L’Iran avance deux positions. L’une assez conciliante, consiste à dire que sauf en cas d’agression directe, Téhéran ne recourra pas à une intervention directe. L’Iran ne souhaite pas un embrasement régional sur son territoire. L’autre position est plus dure : l’Iran est un soutien actif du Hamas et se saisira du prétexte des attaques contre la population de Gaza pour des formes de soutien encore à définir mais qui passeront sans doute par l’allumage de contre-feux, par exemple au Liban. Tout le sud du pays est aux mains du Hezbollah, qui en tient la sécurité, joue un rôle social important via ses finances et est présent au Parlement libanais. Une résolution franco-américaine adoptée au Conseil de sécurité de l’ONU en 2005 demandait, déjà, la dissolution des milices armées, visant essentiellement en fait le Hezbollah. L’Iran est également impliquée en Syrie, où elle a ses forces spéciales liées aux Gardiens de la Révolution et où elle soutient le Hezbollah. L’Iran voudra faire partie de l’arrangement régional qui sortira de cet épisode de guerre et met déjà en garde contre des développements indésirables de son point de vue au Liban et en Syrie : le 17 octobre 2023, le ministre des Affaires étrangères Abdollahian a parlé de la possibilité « de nouveaux fronts contre le régime sioniste occupant » si l’offensive contre Gaza n’était pas stoppée.
La Turquie apporte également un fort soutien au Hamas, bien que de manière plus nuancée que l’Iran. Erdogan s’est drapé des couleurs de la vertu pour dénoncer le blocus de Gaza, condamner les bombardements, parler, même, de génocide – mêmes actes chaudement approuvés par Erdogan quand ils sont exécutés par Aliyev contre les Arméniens d’Artsakh- mais les sympathies turques pour le Hamas ne datent pas d’hier. Dès la fin des années 2000, le parti de l’AKP a travaillé très activement avec les Frères Musulmans présents dans toute une série de pays du Moyen-Orient, et leurs déclinaisons armées, dont le Hamas. Avec le temps, le soutien de la Turquie à des mouvances plus radicales et ouvertement terroristes s’est amplifié. En même temps, Erdogan et Netanyahu ont re-initié dialogue et assainissement des relations diplomatiques entre leurs pays cette année.

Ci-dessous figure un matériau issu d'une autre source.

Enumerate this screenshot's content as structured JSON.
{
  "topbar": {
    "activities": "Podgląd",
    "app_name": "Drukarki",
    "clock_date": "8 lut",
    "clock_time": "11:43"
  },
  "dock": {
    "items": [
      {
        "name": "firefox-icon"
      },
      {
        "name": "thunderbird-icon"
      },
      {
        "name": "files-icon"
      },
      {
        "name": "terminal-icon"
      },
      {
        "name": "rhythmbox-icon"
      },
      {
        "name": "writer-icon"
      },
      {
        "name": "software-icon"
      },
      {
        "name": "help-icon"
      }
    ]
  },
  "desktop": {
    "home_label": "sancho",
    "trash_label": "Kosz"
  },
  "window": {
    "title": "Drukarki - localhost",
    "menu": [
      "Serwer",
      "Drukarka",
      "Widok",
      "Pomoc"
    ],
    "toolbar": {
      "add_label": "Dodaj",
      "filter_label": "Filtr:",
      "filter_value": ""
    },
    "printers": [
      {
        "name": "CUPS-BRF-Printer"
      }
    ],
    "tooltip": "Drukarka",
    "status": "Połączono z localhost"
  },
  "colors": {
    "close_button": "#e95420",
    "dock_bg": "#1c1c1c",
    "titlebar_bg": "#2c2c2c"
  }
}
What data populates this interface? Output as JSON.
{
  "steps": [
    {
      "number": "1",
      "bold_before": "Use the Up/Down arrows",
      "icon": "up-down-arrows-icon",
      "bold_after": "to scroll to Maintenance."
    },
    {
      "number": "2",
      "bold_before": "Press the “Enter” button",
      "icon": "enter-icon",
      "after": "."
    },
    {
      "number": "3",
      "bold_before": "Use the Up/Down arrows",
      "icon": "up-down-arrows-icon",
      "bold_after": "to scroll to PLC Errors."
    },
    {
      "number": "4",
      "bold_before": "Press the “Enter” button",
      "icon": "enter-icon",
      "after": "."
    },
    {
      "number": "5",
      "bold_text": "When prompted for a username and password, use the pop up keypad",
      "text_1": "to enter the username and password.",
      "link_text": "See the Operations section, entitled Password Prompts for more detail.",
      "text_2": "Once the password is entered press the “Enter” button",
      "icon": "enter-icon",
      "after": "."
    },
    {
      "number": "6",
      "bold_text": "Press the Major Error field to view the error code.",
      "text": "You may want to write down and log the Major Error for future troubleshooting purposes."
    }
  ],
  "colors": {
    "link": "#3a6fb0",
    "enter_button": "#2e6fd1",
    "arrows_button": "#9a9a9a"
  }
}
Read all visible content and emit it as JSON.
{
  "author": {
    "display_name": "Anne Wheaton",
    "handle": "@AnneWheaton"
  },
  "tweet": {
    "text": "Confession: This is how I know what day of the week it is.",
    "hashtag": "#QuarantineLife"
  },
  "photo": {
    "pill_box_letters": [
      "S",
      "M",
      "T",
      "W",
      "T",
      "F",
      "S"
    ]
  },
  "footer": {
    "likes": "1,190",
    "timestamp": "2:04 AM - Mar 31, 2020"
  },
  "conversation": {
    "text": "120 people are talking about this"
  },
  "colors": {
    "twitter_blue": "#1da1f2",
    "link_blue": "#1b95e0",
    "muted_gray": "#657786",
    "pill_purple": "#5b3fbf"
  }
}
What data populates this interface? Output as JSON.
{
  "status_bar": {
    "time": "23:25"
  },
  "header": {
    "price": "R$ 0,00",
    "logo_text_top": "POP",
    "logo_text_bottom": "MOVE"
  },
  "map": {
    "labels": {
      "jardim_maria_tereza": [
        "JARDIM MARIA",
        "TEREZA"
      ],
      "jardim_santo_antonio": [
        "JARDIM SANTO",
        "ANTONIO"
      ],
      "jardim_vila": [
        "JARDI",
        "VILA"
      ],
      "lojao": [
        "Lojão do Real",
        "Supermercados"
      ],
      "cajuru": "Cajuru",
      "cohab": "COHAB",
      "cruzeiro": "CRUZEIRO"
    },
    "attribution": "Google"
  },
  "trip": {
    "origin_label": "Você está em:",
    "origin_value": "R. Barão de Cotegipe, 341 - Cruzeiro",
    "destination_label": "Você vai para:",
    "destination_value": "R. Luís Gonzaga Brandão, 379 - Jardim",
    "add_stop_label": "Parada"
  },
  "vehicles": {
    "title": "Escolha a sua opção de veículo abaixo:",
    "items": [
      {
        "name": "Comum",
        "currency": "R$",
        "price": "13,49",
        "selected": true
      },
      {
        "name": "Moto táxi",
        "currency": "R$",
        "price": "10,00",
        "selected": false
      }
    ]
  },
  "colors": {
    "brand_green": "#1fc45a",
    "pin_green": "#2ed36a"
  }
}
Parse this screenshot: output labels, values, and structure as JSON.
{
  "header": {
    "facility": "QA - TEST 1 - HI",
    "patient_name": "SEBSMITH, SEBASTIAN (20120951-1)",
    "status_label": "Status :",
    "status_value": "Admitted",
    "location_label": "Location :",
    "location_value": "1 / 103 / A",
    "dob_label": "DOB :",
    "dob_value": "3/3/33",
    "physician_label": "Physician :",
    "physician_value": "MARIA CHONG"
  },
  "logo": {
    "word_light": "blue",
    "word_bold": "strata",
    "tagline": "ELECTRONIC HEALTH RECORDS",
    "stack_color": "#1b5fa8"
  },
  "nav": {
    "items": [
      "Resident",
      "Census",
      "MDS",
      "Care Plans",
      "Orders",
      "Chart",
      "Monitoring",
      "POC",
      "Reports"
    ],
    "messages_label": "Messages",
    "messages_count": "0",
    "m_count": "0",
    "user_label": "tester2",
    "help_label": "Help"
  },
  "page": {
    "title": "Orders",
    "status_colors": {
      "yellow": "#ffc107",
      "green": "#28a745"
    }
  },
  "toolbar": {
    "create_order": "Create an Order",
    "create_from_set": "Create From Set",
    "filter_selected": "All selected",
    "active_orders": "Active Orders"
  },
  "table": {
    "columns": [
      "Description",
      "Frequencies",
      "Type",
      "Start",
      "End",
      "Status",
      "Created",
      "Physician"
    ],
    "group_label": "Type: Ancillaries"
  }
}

Que peut-on en tirer pour le Caucase du sud et l’Arménie ? Cet événement fait monter d’un cran le niveau de risques, déjà élevé, sur la région. Le Caucase du sud est en plein bouleversements depuis deux ans et l’architecture de sécurité qui liait jusqu’à 2021-23 l’Arménie et la Russie est de facto morte. L’Arménie est seule et non protégée. Deuxièmement, à l’échelle des problèmes et des sujets mondiaux et dans la compétition à la couverture médiatique, la part dévolue à l’Arménie, un conflit considéré comme mineur, s’est drastiquement réduite en 10 jours. Le monde ayant les yeux tournés ailleurs –même les Ukrainiens craignent d’être oubliés avec l’irruption de cette nouvelle guerre israélo-hamas-, l’Azerbaïdjan pourrait en profiter pour tenter une nouvelle agression contre l’Arménie. Cet argument systémique n’est pas faux, mais il est insuffisant en l’absence d’embrasement régional. Troisièmement, si les intérêts iraniens et israélo-américains clashent ouvertement en territoire iranien, la probabilité de ce scénario augmentera. La diplomatie arménienne doit mener un travail avec l’Iran et les Etats-Unis sur les risques pour la région d’un tel scénario. Le partenariat entre l’Azerbaïdjan et Israël a trois points d’intérêts forts pour Tel Aviv : surveiller et agir depuis l’Azerbaïdjan contre l’Iran ; avoir un allié musulman et turc pour contrebalancer le manque de fiabilité de la Turquie ; et acheter du pétrole azerbaïdjanais. Une escalade régionale impliquant l’Iran risquerait tout bonnement de faire de l’Arménie un dommage collatéral. A ce jour, les diplomaties ont l’air de travailler à contenir l’escalade. Dans la situation d’incertitude des prochains jours, les exercices militaires turco-azerbaïdjanais prévus du 22 au 25 octobre sont facteurs de vigilance accrue. Ils auront lieu dans les directions de Bakou, du Nakhitchevan et du Haut-Karabakh. Bakou sera moins enclin à signer quoique ce soit dans la situation actuelle, qui pourrait lui présenter de nouvelles opportunités.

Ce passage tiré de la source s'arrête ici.